Attractive for the private sector is the National Post (ELTA). The government plans to include a new strategic partner to acquire a minority stake with the right to manage it. The Greek government preferences tend to a European company with established traditions in postal services. The aim is to sell 39% of the National Post and 100% of the company that offers courier services themselves. There are serious hopes to attract key players in the sector after the management body of the National Post announced that this year will end with positive balance despite the crisis. According to informed sources, the result is due to cuts in public sector wages in 2010.

The government also encourages the frequency range development and distribution, including digital broadcasting, through concessions to the private sector. The use of the radio spectrum to broadcast digital signals offers new opportunities for product development in the fields of telecommunications, television and radio and will enhance a number of projects. The economic team believes that the introduction of new programs would bring substantial economic benefits, especially after the release of frequencies after the analog to digital television transition. This change will free up about 75% of the frequency spectrum. Independent consultant appointed for this purpose will make the evaluation.

Energy is another crucial sector of complete state monopoly so far. Implementation of existing EU directives will lead to a partial revising of the partnership between companies in the field and the management of their distribution networks. Companies that are at the heart of the privatization hurricane are the Public Power Corporation, the natural gas company, the state water company and Hellenic Petroleum. Regarding the natural gas company and the state water company, the government will tighten the control of their distribution networks. The reorganization program for other public companies will begin in 2011. It includes first corporate structure study and optimization, and evaluation of opportunities to sell 30% of the Greek power company. Water Supply and Sewerage Companies Ltd. and Water Supply and Sewerage-Thessaloniki SA will merge to reduce costs. The government’s goal is to split the facilities management and maintenance from ownership, signing concession contracts for part of the distribution network.
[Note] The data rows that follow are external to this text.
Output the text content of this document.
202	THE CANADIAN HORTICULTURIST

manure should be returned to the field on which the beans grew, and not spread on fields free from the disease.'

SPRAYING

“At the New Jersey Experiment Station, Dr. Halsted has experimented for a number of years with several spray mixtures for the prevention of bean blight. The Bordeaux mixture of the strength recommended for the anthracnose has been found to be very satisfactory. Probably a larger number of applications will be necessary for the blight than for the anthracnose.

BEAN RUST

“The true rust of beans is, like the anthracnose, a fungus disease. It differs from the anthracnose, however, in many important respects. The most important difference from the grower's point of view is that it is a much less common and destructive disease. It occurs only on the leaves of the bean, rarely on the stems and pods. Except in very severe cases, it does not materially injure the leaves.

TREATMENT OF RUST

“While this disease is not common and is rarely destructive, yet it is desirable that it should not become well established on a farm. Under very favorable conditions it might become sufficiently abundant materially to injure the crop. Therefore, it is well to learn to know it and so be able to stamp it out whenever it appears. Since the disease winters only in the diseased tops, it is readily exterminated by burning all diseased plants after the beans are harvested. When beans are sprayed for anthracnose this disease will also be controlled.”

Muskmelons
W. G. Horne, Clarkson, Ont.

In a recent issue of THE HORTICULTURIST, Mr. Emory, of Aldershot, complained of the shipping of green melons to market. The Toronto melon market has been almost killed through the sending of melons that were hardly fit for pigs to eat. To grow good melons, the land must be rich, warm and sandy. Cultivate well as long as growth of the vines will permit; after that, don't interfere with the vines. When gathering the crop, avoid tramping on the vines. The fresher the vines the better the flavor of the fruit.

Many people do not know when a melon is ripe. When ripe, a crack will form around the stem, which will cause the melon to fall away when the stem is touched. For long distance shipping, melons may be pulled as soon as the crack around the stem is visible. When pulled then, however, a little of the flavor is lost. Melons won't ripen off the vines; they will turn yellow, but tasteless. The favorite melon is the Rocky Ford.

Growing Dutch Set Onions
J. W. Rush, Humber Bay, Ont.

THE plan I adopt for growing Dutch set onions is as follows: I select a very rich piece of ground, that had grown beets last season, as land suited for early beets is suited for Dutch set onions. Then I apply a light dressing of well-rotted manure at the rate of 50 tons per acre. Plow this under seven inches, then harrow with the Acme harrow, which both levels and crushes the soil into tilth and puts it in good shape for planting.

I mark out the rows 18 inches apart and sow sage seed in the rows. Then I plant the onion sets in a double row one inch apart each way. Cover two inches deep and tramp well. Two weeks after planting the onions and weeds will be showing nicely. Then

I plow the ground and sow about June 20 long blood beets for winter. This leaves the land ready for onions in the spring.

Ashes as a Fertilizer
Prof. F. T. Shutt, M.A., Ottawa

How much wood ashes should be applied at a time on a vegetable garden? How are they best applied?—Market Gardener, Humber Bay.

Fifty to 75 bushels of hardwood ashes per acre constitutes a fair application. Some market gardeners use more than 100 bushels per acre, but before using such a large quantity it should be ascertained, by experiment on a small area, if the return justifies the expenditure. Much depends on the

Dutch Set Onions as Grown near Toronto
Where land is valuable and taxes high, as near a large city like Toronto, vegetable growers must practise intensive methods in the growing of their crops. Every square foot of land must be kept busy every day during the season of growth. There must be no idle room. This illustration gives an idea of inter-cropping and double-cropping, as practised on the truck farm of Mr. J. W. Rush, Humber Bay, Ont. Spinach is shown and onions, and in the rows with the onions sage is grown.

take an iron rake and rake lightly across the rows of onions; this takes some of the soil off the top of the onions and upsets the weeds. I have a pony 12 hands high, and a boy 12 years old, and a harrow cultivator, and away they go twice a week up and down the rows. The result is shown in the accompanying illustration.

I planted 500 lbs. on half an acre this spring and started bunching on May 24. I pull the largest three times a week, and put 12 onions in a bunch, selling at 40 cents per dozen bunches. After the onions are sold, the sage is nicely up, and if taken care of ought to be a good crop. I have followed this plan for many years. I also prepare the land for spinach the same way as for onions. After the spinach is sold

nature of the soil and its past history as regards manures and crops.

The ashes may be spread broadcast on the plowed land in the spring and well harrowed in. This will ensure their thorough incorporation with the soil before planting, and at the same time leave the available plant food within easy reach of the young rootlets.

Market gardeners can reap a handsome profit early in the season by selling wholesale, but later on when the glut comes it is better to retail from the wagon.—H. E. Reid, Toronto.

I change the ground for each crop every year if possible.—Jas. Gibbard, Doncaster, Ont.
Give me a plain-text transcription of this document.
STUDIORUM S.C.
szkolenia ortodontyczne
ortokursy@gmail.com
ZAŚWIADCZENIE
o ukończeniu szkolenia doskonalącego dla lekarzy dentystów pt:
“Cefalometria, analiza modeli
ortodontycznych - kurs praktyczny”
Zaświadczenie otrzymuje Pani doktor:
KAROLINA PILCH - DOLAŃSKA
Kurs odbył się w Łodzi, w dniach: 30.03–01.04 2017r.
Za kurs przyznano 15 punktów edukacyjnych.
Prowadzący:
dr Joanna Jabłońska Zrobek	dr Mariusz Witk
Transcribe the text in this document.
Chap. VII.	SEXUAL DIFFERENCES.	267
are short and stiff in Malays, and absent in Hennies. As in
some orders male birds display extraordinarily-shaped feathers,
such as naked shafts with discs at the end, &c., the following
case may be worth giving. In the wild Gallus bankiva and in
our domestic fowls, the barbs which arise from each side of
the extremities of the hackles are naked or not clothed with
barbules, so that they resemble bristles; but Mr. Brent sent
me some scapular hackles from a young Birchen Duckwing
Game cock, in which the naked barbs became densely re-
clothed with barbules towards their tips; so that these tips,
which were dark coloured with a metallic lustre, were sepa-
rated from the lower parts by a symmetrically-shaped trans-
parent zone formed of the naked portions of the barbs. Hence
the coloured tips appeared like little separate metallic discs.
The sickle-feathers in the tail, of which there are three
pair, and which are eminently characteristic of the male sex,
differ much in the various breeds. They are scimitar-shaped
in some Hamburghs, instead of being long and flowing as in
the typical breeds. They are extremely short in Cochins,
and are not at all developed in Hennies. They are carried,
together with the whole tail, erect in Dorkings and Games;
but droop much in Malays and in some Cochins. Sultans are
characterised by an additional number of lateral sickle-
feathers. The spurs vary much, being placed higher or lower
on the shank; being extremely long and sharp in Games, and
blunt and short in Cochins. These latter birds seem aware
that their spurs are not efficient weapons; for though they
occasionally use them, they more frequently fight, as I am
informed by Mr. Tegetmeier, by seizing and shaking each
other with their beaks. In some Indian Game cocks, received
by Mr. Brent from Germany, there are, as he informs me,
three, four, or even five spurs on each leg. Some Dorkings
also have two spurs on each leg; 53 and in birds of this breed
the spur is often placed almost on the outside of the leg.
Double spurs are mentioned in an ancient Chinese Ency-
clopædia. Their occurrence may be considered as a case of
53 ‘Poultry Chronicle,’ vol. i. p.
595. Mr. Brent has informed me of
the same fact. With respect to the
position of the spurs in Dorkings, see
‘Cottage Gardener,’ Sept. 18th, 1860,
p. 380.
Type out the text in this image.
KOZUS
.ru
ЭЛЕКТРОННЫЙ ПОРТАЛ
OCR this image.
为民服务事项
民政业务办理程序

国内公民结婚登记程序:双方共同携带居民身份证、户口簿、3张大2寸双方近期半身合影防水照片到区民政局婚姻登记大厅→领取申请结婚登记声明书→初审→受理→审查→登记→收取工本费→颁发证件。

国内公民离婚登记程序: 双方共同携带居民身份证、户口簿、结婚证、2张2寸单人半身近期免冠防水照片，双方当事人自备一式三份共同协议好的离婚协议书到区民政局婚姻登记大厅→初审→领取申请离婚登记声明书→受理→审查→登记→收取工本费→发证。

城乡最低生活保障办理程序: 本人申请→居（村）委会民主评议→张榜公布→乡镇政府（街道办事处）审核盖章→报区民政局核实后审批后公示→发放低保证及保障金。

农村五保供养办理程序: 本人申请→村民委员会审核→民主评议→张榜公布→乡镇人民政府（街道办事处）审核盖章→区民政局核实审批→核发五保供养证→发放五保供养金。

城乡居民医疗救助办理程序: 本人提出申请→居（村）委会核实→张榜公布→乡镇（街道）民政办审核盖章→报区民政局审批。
The state mining company LARKO is also in the list of companies for privatization as the company registered considerable losses in recent years. The government began to seek a strategic investor who can pull the company from the financial morass in which it sank. There were three serious incidents in the mines of LARKO for less than a month only the last year, one of which ended in death after the outbreak of a factory chimney. According to Notis Marias, representative of the public group from Larina, who spoke to Sky Radio days after the incident, the management failed to take measures to modernize the facilities because of the financial condition of the mine. At the same time, to indicate how the public sector works, Notis Marias stressed that despite all the difficulties the number of people on managerial posts increased from 14 in 2004 to 52 in 2007.